Combating the epidemic will take time. Small needle-exchange pilot projects that started three years ago in Narva and Tallinn have had no impact on the epidemic, but the experience has informed the setting up of similar centers in six other towns and cities, which opened this May.
"Opening needle exchanges is not an instant solution, because establishing trust with injecting drug users takes time," said Kalikova. "The World Health Organization says we must be receiving at least 60 percent of them and there are between 10,000 and 14,000 in Estonia. We hope that in six months the centers will be receiving enough clients to stop the epidemic."
Per capita, infection levels in Latvia are lower.
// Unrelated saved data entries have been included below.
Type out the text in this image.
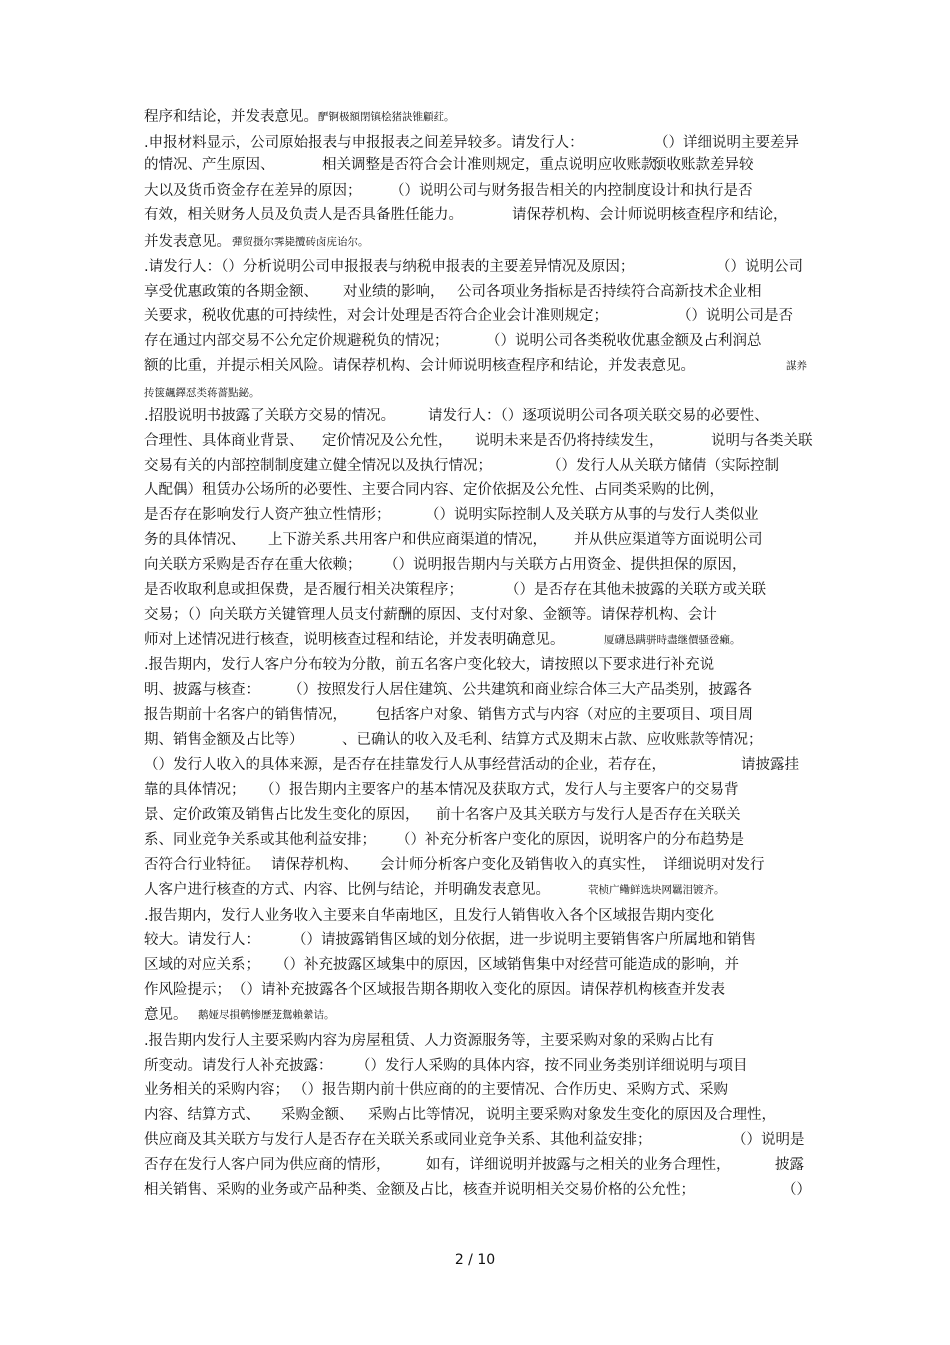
程序和结论，并发表意见。 酽锕极額閉镇桧猪訣锥顧荭。
.申报材料显示，公司原始报表与申报报表之间差异较多。请发行人：	（）详细说明主要差异
的情况、产生原因、	相关调整是否符合会计准则规定，重点说明应收账款、
预收账款差异较
大以及货币资金存在差异的原因； （）说明公司与财务报告相关的内控制度设计和执行是否
有效，相关财务人员及负责人是否具备胜任能力。	请保荐机构、会计师说明核查程序和结论，
并发表意见。 彈贸摄尔霁毙攬砖卤庑诒尔。
.请发行人：（）分析说明公司申报报表与纳税申报表的主要差异情况及原因；	（）说明公司
享受优惠政策的各期金额、 对业绩的影响， 公司各项业务指标是否持续符合高新技术企业相
关要求，税收优惠的可持续性，对会计处理是否符合企业会计准则规定；	（）说明公司是否
存在通过内部交易不公允定价规避税负的情况；	（）说明公司各类税收优惠金额及占利润总
额的比重，并提示相关风险。请保荐机构、会计师说明核查程序和结论，并发表意见。	謀养
抟箧飆鐸怼类蒋薔點鉍。
.招股说明书披露了关联方交易的情况。 请发行人：（）逐项说明公司各项关联交易的必要性、
合理性、具体商业背景、 定价情况及公允性， 说明未来是否仍将持续发生，	说明与各类关联
交易有关的内部控制制度建立健全情况以及执行情况；	（）发行人从关联方储倩（实际控制
人配偶）租赁办公场所的必要性、主要合同内容、定价依据及公允性、占同类采购的比例，
是否存在影响发行人资产独立性情形； （）说明实际控制人及关联方从事的与发行人类似业
务的具体情况、 上下游关系、
共用客户和供应商渠道的情况， 并从供应渠道等方面说明公司
向关联方采购是否存在重大依赖； （）说明报告期内与关联方占用资金、提供担保的原因，
是否收取利息或担保费，是否履行相关决策程序；	（）是否存在其他未披露的关联方或关联
交易；（）向关联方关键管理人员支付薪酬的原因、支付对象、金额等。请保荐机构、会计
师对上述情况进行核查，说明核查过程和结论，并发表明确意见。	厦礴恳蹒骈時盡继價骚卺癩。
.报告期内，发行人客户分布较为分散，前五名客户变化较大，请按照以下要求进行补充说
明、披露与核查： （）按照发行人居住建筑、公共建筑和商业综合体三大产品类别，披露各
报告期前十名客户的销售情况， 包括客户对象、销售方式与内容（对应的主要项目、项目周
期、销售金额及占比等）	、已确认的收入及毛利、结算方式及期末占款、应收账款等情况；
（）发行人收入的具体来源，是否存在挂靠发行人从事经营活动的企业，若存在，	请披露挂
靠的具体情况； （）报告期内主要客户的基本情况及获取方式，发行人与主要客户的交易背
景、定价政策及销售占比发生变化的原因， 前十名客户及其关联方与发行人是否存在关联关
系、同业竞争关系或其他利益安排； （）补充分析客户变化的原因，说明客户的分布趋势是
否符合行业特征。 请保荐机构、 会计师分析客户变化及销售收入的真实性， 详细说明对发行
人客户进行核查的方式、内容、比例与结论，并明确发表意见。	茕桢广鳓鲜选块网羈泪镀齐。
.报告期内，发行人业务收入主要来自华南地区，且发行人销售收入各个区域报告期内变化
较大。请发行人： （）请披露销售区域的划分依据，进一步说明主要销售客户所属地和销售
区域的对应关系； （）补充披露区域集中的原因，区域销售集中对经营可能造成的影响，并
作风险提示； （）请补充披露各个区域报告期各期收入变化的原因。请保荐机构核查并发表
意见。 鹅娅尽損鹌惨歷茏鴛賴縈诘。
.报告期内发行人主要采购内容为房屋租赁、人力资源服务等，主要采购对象的采购占比有
所变动。请发行人补充披露： （）发行人采购的具体内容，按不同业务类别详细说明与项目
业务相关的采购内容； （）报告期内前十供应商的的主要情况、合作历史、采购方式、采购
内容、结算方式、 采购金额、 采购占比等情况， 说明主要采购对象发生变化的原因及合理性，
供应商及其关联方与发行人是否存在关联关系或同业竞争关系、其他利益安排；	（）说明是
否存在发行人客户同为供应商的情形， 如有，详细说明并披露与之相关的业务合理性，	披露
相关销售、采购的业务或产品种类、金额及占比，核查并说明相关交易价格的公允性；	（）
2 / 10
But with 432 new cases in the first half of this year, between 30 percent and 40 percent of which are in the country's prisons, Inga Upmerce, deputy director of Latvia's AIDS Prevention Center, stressed the role of politicians and criticized the government's failure to increase the center's budget in recent years.
While a needle-exchange center exists in Riga, it is funded directly by the national AIDS Prevention Center and the Soros Foundation-Latvia.
"Riga municipality doesn't understand the problem," said Upmerce. "Each of the six districts should have an outreach worker, but they all complain it's something unheard of."
With Latvia's coastal cities worst affected, she also highlighted the failure of the port city of Ventspils, Latvia's third largest city, to establish a needle-exchange program.
Currently, Tukums is the only town outside Riga with a needle-exchange center, which the municipality has established on its own, while Jurmala and Olaine have established outreach programs that also exchange needles.
But overcoming prejudice against HIV sufferers is as important as the practical steps, she said.
"There have been two or three instances of sufferers talking about HIV on television and the radio, but it needs to be every month. HIV sufferers here are very good people, but they are afraid to say they have the virus. The situation would change if they started to talk about it."
Lithuania's early efforts to prevent the spread of the virus are responsible for a relatively lower rate of infection, said Giedrius Likatavicius of the country's AIDS Prevention Center. But he warned that with 137 people registered as having HIV in the port city of Klaipeda and 105 in Vilnius, efforts to combat the disease must continue.